Sunday, May 31, 2009

[preview] early preview of the 3rd release

within 2 releases myfaces extval grew up to a very powerful validation platform which is used in several real-world projects. due to that extval solves real-world problems. the pluggable architecture allows you to implement fancy add-ons to provide functionality which isn't available out-of-the-box and wouldn't be possible with the standard validation mechanism offered by jsf. so the question is: "what's next?"

here is a short preview of some new features of the next release. it's a quite early preview. so i might update this post, if there are some new information.

the "big" parts:

#1 jsr 303 (bean validation) validation module
that's a new validation module for extval which allows the unified usage of jsr 303 with jsf 1.x and jsf 2.x
(jsf 2.x has jsr 303 support out-of-the-box. anyway, this adapter will offer some additional typesafe features)

#2 jsr 314 (javaserver faces 2.0)
there will be a new core version which allows you to use extval with jsf 2.0
so you can continue to use your constraints, add-ons,... with the next version of jsf!
(you will just have to update the modules you are using right now. your implementations remain the same.)

some of the smaller but nice new features:

#3 typesafe constraint aspects (= generic parameters)
such aspects allow you to extend the functionality of existing constraints.
furthermore, they allow to introduce shared features. it's also used as base for the next feature.

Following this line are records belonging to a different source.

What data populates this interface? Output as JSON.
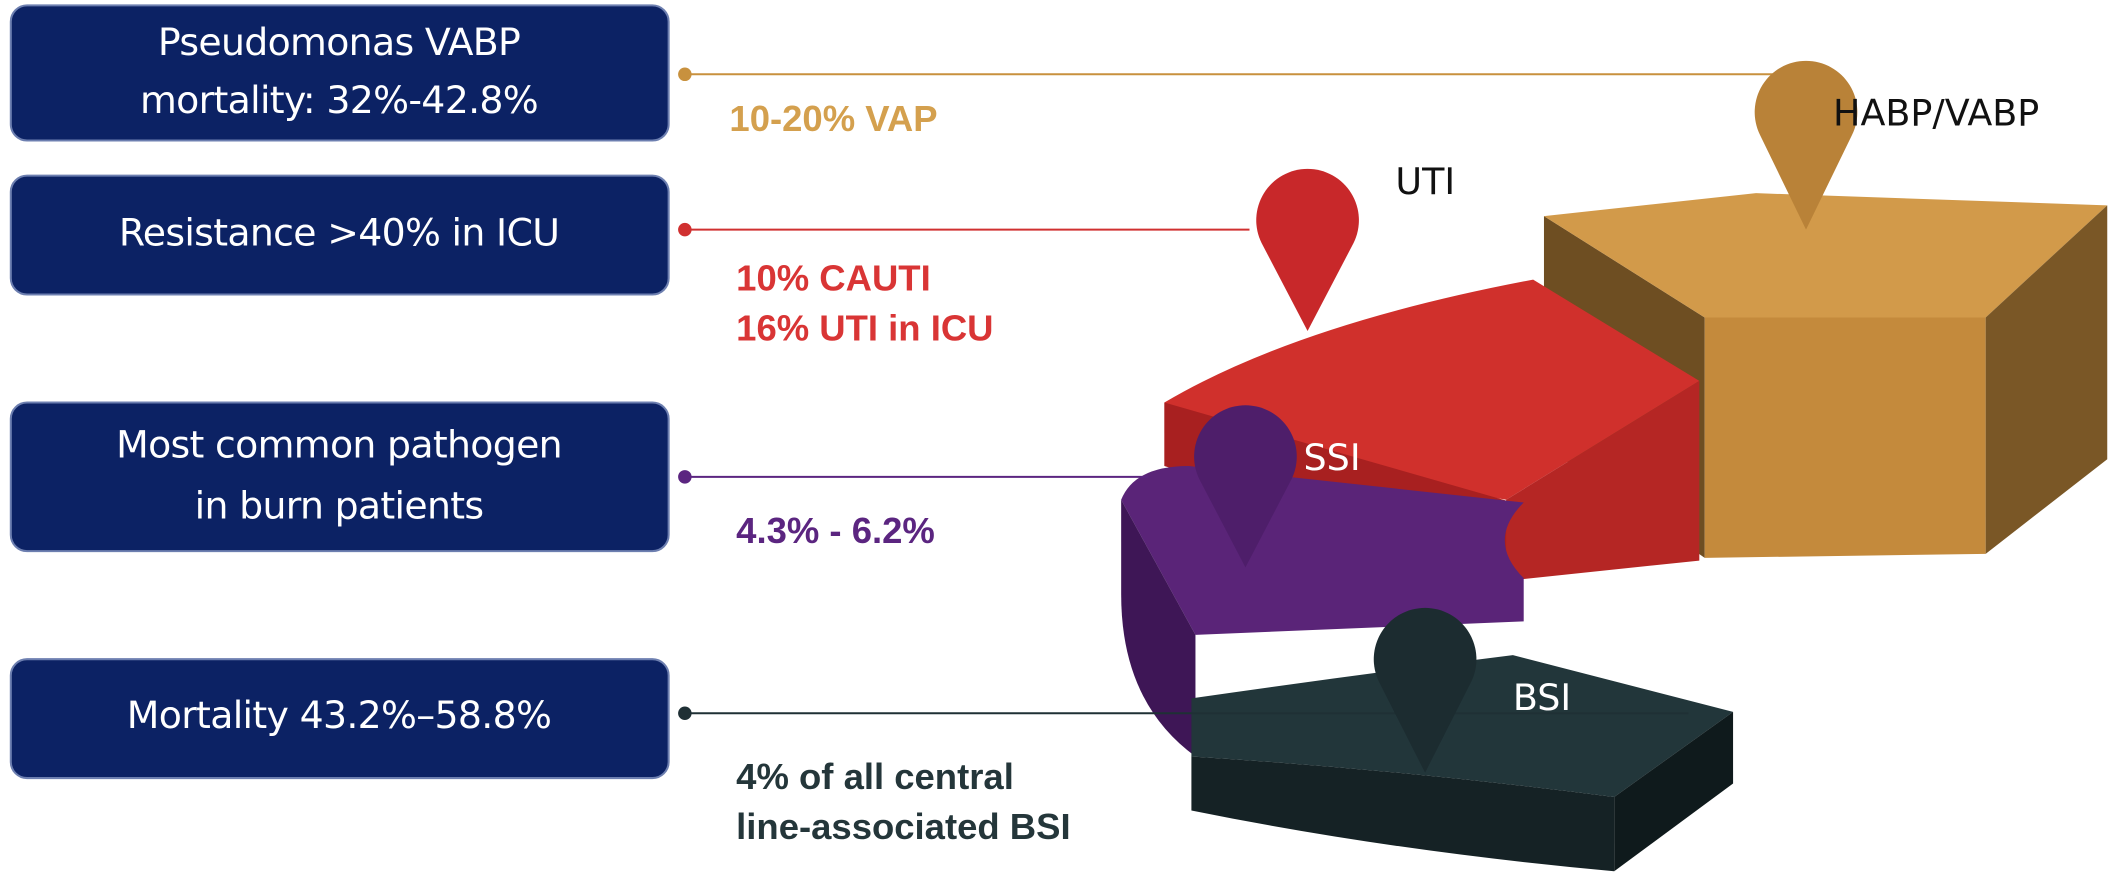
{
  "rows": [
    {
      "box": [
        "Pseudomonas VABP",
        "mortality: 32%-42.8%"
      ],
      "stat": [
        "10-20% VAP"
      ],
      "segment": "HABP/VABP"
    },
    {
      "box": [
        "Resistance >40% in ICU"
      ],
      "stat": [
        "10% CAUTI",
        "16% UTI in ICU"
      ],
      "segment": "UTI"
    },
    {
      "box": [
        "Most common pathogen",
        "in burn patients"
      ],
      "stat": [
        "4.3% - 6.2%"
      ],
      "segment": "SSI"
    },
    {
      "box": [
        "Mortality 43.2%–58.8%"
      ],
      "stat": [
        "4% of all central",
        "line-associated BSI"
      ],
      "segment": "BSI"
    }
  ]
}
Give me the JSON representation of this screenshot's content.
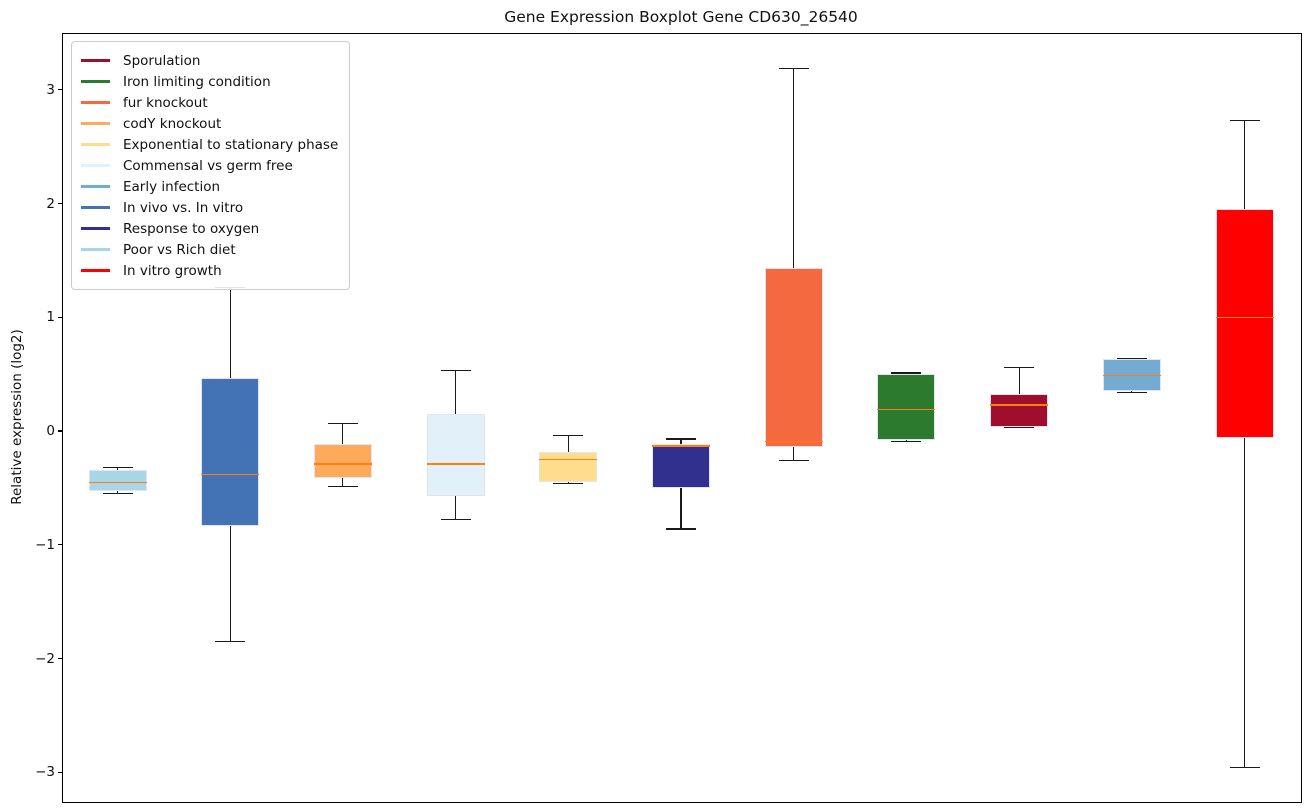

#4 none-blocking warn mode
several users asked for a "warn mode". that means: a constraint violation is acceptable for the moment. so the severity of the faces message is switched e.g. to warn. furthermore, it doesn't result in a validator-exception. so the jsf lifecycle continues normally and your actions,... get executed.

the syntax isn't final now - the currently available implementation is e.g.:

@Required(parameters = ViolationSeverity.Warn.class)

the parameters-attribute comes from #3 and isn't aware of the severity aspect.
the parameter concept is key/value based and typesafe (any type is allowed!)
a constraint which supports such generic parameters automatically joins available mechanisms/implementations. that means e.g. add an attribute to your constraint with the type Class< ? extends ValidationParameter >[] -- that's it. without additional implementation you can join such features like the warn-mode.

#5 more out-of-the-box available points for intercepting the validation process

#6 solution for your requirements
extval was started to solve common requirements of users. all parts of the framework are inspired by common real-world requirements. so feel free to ask for new features, add-ons,...

as you see some of the features depend on other releases like the ri implementation of jsr 303. so it's hard to predict the release date.